Professor Adam Habib is a Trustee of the Wits Foundation UK.  Adam is currently Vice-Chancellor and Principal at Wits University. He received his BAHons from Wits in 1989 and also holds a Masters degree from the University of Natal and an MA and PhD in political studies from the City University of New York. From 2007 to 2013 he was a Deputy Vice-Chancellor at the University of Johannesburg (UJ). Adam was the Executive Director of the Human Sciences Research Council (HSRC) from 2004 to 2007, and was a professor at the School of Development Studies at the University of Natal from 2001 to 2003. From1989 to 2001, he served in various capacities at the University of Durban-Westville.

A professor of political science, Adam is well-known in South Africa as a public and media commentator. His book, South Africa's Suspended Revolution: Hopes and Prospects, published in 2013, has reached a wide lay audience and has been translated into several South African languages. He serves on numerous external boards in South Africa and internationally.

 

Sir Sydney Kentridge

Sir Sydney Kentridge is Patron of the Wits Foundation UK.  A Wits alumnus (BA '42; Hon LLD 2000), Sir Sydney Kentridge has enjoyed a distinguished career of almost 60 years, in both South Africa and the United Kingdom.

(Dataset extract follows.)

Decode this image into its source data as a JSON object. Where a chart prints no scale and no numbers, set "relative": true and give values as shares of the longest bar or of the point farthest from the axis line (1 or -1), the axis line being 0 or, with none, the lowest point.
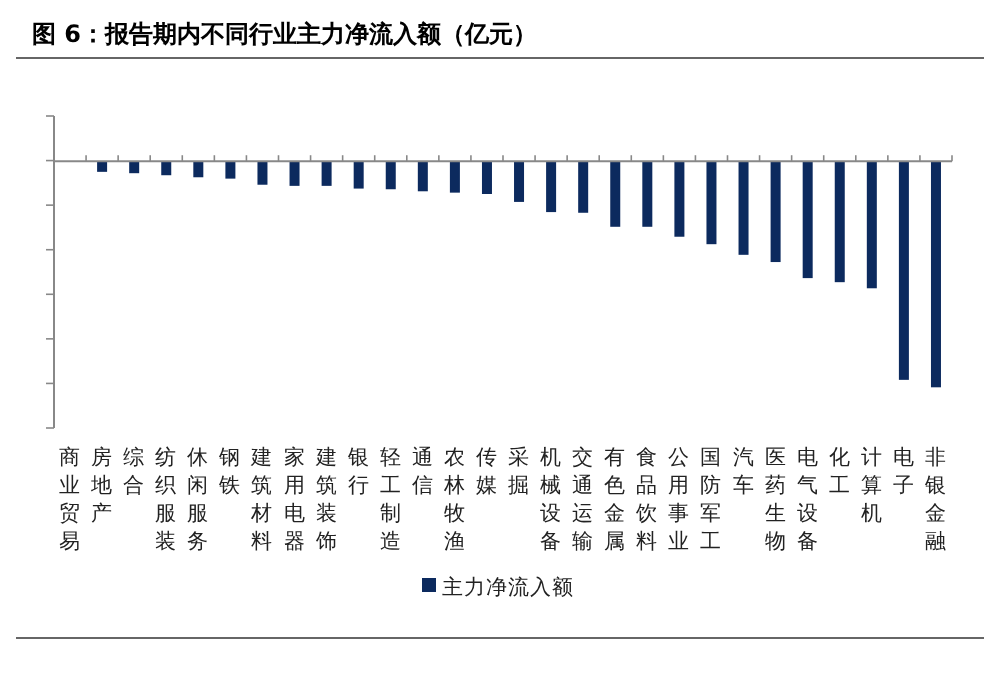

After serving in World War Two, Sir Sydney studied at Exeter College, University of Oxford, and was awarded a first-class BA in Jurisprudence in 1948. As an advocate in South Africa, he was a member of the legal team that defended Nelson Mandela and others at the Treason Trial which lasted from 1958 to 1961. In 1977 he represented the Biko family at the inquest into the death of the Black Consciousness leader Steve Biko, who had died in police detention. In 1995-6 Sir Sydney sat as a judge of the Constitutional Court of South Africa, a new court established after the country became a democracy in 1994. In the U.K., he is regarded as one of the country's leading barristers. Sir Sydney is the recipient of numerous honours and awards, including Knight Commander of the British Order of St. Michael and St. George (1999), and Supreme Counsellor of the South African Order of the Baobab in Gold (2008). A founding trustee of the Wits Foundation U.K., Sir Sydney became its Patron in 2014.

Professor Sir David King

Professor Sir David King is a Trustee of the Wits Foundation UK.  Sir David is a Wits alumnus (BScHons '61; PhD 1964; Hon DSc 2003), and is currently the U.K. Foreign Secretary's Special Representative for Climate Change. He is also an Emeritus Professor in Physical Chemistry at the University of Cambridge, Director of the Collegio Carlo Alberto in Italy, Chancellor of the University of Liverpool (where he was formerly Brunner Professor of Physical Chemistry), and a senior scientific adviser to UBS, the global financial services company. In the 1970's, Sir David was a leader in the British trade union for academics, the Association of University Teachers, and was its president from 1976 to 1977. In 1988, he was appointed 1920 Professor of Physical Chemistry at Cambridge University, and was Master of Downing College from 1995 to 2000 and Head of the University Chemistry Department from 1993 to 2000. Sir David became the Chief Scientific Adviser to the U.K. government from 2000 to 2008, during which time he advised the government on the foot-and-mouth outbreak and raised awareness of climate change. From 2008 to 2012, he was Director of the Smith School of Enterprise and the Environment, University of Oxford. Sir David has published over 500 papers in chemical physics, science, and policy, and has received numerous prizes and honours. He was knighted in 2003, and in 2009 was made a Chevalier of the Légion d'Honneur.